Quando il caldo dura alcuni giorni, l’organismo mette in atto una serie di adattamenti per disperdere il calore e mantenere stabile la temperatura interna. Quando invece le temperature rimangono elevate per settimane, soprattutto se associate a forte umidità, esposizione solare e notti poco ristoratrici, quello che inizialmente era un adattamento temporaneo può trasformarsi in uno stress più continuo.

Anche la pelle partecipa a questo lavoro. Aumenta la sudorazione, i vasi sanguigni superficiali si dilatano, cambia la produzione di sebo e può modificarsi il delicato equilibrio della barriera cutanea. Alcune persone avvertono una pelle più lucida e congestionata, altre la percepiscono disidratata, sensibile o più incline al rossore. Rosacea, melasma, dermatiti e alcune forme di acne possono diventare più difficili da controllare.

Non significa che qualche settimana di caldo sia sufficiente a “invecchiare” improvvisamente il volto - sarebbe ovviamente una conclusione eccessiva - significa però riconoscere che la temperatura è una delle esposizioni ambientali alle quali la pelle deve continuamente adattarsi e che, insieme a radiazioni solari, inquinamento, sonno insufficiente e abitudini scorrette, può contribuire a creare un ambiente biologico meno favorevole alla sua salute.
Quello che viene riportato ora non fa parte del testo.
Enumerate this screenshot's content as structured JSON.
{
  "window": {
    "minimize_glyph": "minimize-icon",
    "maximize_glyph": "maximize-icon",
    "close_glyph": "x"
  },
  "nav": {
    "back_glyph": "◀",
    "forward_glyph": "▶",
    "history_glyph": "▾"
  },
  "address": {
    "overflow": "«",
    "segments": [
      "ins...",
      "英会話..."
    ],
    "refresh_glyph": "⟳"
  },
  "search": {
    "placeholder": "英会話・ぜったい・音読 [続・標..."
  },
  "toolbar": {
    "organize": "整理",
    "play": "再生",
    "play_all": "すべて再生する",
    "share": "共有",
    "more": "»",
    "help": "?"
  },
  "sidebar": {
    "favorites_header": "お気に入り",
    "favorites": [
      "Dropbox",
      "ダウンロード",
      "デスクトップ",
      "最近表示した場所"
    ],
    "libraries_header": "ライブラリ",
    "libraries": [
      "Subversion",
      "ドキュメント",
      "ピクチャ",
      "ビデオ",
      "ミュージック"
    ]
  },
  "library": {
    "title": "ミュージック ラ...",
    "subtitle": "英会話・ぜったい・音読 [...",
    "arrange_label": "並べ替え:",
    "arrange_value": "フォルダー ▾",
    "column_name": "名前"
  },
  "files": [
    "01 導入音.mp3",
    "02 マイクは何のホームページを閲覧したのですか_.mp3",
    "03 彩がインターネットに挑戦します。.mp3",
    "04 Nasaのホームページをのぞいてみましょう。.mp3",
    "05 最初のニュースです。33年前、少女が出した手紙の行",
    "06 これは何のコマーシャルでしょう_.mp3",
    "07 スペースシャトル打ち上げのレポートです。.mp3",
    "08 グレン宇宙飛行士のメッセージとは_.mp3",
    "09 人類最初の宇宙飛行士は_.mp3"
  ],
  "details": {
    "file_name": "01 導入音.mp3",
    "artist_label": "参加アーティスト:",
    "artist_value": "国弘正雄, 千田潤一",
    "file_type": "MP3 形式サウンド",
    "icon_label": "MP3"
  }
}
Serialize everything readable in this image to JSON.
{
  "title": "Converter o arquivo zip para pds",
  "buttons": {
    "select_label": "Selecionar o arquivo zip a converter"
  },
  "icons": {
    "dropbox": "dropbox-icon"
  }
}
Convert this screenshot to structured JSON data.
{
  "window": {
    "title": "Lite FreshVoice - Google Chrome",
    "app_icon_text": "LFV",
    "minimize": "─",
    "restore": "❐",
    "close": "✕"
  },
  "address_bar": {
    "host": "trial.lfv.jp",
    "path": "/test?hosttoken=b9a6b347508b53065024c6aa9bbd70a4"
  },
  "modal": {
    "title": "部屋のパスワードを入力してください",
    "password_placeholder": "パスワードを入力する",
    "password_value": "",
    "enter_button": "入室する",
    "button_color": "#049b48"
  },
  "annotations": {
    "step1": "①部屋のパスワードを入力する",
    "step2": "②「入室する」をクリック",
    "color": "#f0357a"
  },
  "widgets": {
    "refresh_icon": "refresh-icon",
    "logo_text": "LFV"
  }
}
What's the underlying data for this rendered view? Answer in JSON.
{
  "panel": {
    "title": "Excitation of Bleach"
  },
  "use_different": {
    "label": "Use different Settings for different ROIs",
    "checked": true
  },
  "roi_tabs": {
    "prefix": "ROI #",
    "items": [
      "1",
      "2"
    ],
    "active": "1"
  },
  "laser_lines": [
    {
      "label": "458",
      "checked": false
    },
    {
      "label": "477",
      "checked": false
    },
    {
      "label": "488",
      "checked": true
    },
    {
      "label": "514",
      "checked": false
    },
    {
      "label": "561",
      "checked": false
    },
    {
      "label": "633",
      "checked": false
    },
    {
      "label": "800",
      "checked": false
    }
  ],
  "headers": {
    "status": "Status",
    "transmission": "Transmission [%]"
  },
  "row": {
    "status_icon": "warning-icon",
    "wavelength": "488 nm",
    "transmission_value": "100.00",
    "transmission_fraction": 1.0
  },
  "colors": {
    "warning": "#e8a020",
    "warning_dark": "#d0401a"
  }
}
Proteggere la pelle durante le ondate di calore non vuol dire quindi soltanto applicare più crema solare. Significa ridurne il carico termico, sostenere la funzione barriera, limitare l’infiammazione e modificare temporaneamente skincare e stile di vita.

La pelle non è un rivestimento: partecipa alla termoregolazione

La pelle è il principale punto di contatto tra l’organismo e l’ambiente esterno. Quando la temperatura aumenta, i vasi superficiali si dilatano per favorire la dispersione del calore e le ghiandole sudoripare producono sudore, la cui evaporazione contribuisce al raffreddamento del corpo.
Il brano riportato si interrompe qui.